The model established by the MRS was soon emulated elsewhere. Woody White, MRS president for 1984, helped to establish the European Materials Research Society, which held its inaugural meeting in 1983, and another president, Bob Chang (1989), was instrumental in spreading the model to China, Japan and South Korea in the 1990s. White, Chang and 1985 president Elton Kaufmann were among those who created the International Union of Materials Research Societies in 1991 to foster global interactions between the regional organizations (which now include Brazil, Australia, Singapore and Mexico). Despite this formative role, the MRS itself eventually left the union, partly on the grounds that it was already international: the omission of ‘US’ from the name was an explicit choice of the founders, and around half of members and meeting attendees reside outside the United States. But now the MRS is making renewed efforts to strengthen ties with other societies, for instance in Asia and Africa, through partnerships, joint activities, and hybrid and virtual meetings. The 2023 MRS Fall meeting includes a workshop jointly organized with the African Materials Research Society.

Despite its increased professionalization, the bottom-up philosophy of the MRS has persisted — evident, for example, in the way no topic at an annual meeting is guaranteed a place at the next, so that the focus of the field has been allowed to evolve organically. There is still opportunity for volunteers with good ideas to make things happen, according to 1995 president Julia Phillips, then at AT&T Bell Laboratories — making it a magnet for young, energetic researchers.

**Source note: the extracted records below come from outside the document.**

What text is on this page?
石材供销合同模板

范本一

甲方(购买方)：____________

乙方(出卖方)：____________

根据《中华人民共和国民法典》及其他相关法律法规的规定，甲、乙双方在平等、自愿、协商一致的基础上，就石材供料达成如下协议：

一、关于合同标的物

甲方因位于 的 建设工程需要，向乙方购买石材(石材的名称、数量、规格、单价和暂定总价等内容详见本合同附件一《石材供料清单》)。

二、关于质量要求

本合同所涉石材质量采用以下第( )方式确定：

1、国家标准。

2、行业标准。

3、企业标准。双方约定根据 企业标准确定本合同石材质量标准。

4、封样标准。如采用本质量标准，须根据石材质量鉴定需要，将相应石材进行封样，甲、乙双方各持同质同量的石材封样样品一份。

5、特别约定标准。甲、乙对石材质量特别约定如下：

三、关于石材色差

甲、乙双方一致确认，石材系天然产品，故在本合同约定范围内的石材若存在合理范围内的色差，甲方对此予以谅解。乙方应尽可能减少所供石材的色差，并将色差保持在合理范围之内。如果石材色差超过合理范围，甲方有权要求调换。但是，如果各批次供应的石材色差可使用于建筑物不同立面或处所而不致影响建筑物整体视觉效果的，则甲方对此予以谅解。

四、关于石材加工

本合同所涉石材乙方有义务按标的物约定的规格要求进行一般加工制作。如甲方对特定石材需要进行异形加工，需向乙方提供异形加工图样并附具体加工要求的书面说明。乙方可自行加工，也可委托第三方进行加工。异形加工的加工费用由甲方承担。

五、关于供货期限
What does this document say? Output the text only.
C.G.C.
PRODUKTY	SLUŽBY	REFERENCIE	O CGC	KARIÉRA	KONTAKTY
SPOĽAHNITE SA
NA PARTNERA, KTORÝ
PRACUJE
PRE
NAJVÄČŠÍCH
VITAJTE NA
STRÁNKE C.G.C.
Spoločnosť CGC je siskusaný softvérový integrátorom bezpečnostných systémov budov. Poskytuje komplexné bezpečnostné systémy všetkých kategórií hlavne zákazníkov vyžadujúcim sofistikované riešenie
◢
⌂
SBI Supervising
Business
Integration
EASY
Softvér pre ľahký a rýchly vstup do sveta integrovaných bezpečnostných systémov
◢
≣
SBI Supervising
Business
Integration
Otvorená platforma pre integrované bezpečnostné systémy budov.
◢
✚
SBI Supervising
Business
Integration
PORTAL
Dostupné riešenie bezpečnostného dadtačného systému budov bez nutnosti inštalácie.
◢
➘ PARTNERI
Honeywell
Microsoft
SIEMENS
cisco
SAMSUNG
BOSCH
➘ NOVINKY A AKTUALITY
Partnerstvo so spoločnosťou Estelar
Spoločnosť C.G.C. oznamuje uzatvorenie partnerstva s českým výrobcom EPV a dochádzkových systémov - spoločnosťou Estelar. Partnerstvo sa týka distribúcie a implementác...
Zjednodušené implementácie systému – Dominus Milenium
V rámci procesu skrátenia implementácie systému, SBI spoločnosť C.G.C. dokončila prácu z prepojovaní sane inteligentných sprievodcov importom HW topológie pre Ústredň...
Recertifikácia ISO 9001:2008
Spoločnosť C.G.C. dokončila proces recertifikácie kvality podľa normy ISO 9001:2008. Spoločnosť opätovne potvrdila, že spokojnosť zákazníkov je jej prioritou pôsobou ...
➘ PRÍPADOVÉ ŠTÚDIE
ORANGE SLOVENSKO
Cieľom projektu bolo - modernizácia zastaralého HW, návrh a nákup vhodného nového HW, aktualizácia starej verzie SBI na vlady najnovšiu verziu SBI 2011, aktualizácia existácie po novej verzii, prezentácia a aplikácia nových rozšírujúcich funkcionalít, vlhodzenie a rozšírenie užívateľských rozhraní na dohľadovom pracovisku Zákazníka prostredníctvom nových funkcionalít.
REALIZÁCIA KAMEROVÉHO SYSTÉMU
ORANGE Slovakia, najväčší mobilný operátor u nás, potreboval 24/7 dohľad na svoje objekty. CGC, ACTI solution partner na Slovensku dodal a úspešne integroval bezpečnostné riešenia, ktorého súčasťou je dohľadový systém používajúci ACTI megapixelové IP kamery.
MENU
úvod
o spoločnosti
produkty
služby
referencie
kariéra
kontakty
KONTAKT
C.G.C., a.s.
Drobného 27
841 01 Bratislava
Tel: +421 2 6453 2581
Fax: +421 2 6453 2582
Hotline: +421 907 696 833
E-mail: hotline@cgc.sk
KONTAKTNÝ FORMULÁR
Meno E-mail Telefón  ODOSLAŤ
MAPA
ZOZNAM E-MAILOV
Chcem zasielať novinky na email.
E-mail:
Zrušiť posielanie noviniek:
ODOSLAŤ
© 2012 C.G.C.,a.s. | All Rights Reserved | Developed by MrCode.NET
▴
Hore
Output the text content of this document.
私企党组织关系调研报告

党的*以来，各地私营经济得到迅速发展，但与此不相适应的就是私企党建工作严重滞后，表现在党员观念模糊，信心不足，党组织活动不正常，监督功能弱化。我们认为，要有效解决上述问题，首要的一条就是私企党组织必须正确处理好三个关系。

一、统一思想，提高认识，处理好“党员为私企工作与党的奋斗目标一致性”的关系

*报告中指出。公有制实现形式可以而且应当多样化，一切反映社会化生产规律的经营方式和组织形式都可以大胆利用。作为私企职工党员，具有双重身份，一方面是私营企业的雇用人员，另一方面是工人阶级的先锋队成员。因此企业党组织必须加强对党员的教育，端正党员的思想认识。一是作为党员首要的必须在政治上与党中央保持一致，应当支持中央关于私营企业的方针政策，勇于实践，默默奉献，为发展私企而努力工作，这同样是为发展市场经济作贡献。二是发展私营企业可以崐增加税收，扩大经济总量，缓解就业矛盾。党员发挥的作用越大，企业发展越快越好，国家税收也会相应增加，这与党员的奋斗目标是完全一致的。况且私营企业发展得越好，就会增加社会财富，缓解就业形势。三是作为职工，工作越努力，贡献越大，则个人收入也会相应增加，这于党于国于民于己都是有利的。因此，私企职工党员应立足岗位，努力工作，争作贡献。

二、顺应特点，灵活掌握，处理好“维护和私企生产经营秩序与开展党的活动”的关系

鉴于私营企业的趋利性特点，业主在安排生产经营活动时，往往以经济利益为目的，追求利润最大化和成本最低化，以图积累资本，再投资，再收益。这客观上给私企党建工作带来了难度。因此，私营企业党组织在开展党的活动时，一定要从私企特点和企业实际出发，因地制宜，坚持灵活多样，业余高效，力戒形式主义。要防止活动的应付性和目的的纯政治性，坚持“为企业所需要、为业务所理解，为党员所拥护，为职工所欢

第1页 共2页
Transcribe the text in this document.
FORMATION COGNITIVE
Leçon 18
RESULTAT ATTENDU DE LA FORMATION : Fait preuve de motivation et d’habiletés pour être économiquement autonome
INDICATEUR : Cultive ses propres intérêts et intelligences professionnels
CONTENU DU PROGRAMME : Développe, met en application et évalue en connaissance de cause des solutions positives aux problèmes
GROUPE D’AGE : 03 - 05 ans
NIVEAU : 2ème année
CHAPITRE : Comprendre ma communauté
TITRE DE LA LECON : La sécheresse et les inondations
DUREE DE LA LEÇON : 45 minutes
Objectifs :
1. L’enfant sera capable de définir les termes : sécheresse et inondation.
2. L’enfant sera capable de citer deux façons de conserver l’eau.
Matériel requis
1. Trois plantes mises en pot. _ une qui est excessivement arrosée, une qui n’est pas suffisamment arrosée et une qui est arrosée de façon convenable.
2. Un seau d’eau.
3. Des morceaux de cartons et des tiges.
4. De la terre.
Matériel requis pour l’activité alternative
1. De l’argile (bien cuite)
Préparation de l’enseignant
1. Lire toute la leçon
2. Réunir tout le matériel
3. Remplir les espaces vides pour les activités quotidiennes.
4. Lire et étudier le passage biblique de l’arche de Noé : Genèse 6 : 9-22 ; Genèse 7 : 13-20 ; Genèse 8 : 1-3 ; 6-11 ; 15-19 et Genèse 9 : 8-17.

The society advocates for materials research in the wider world, its public outreach including the 2010 television series Making Stuff, developed in connection with Nova and for which the society provides an online activity guide for schools. Materials360 provides weekly news on materials science, and MRS OnDemand and MRS TV offer interviews and live-streamed video. The itinerant interactive exhibition Strange Matter has toured to science museums and centres in many countries, while the society increasingly sees social-media channels as an important avenue to attract and engage younger scientists. Diversity, equity and inclusion have been core MRS values for decades, and its current programmes include investment in Student and Early Career Programs, the newly launched Diversifying Materials Special Interest Groups, and the Inclusive Graduate Education Network alliance.

Since its inception, the MRS has occupied a position at the intersection between research, applications and society. Current president Sabrina Sartori of the University of Oslo says that materials scientists are focusing ever more on how their work may affect society, the planet and its resources, and how it can support sustainable and equitable development. The first half-century is just the beginning.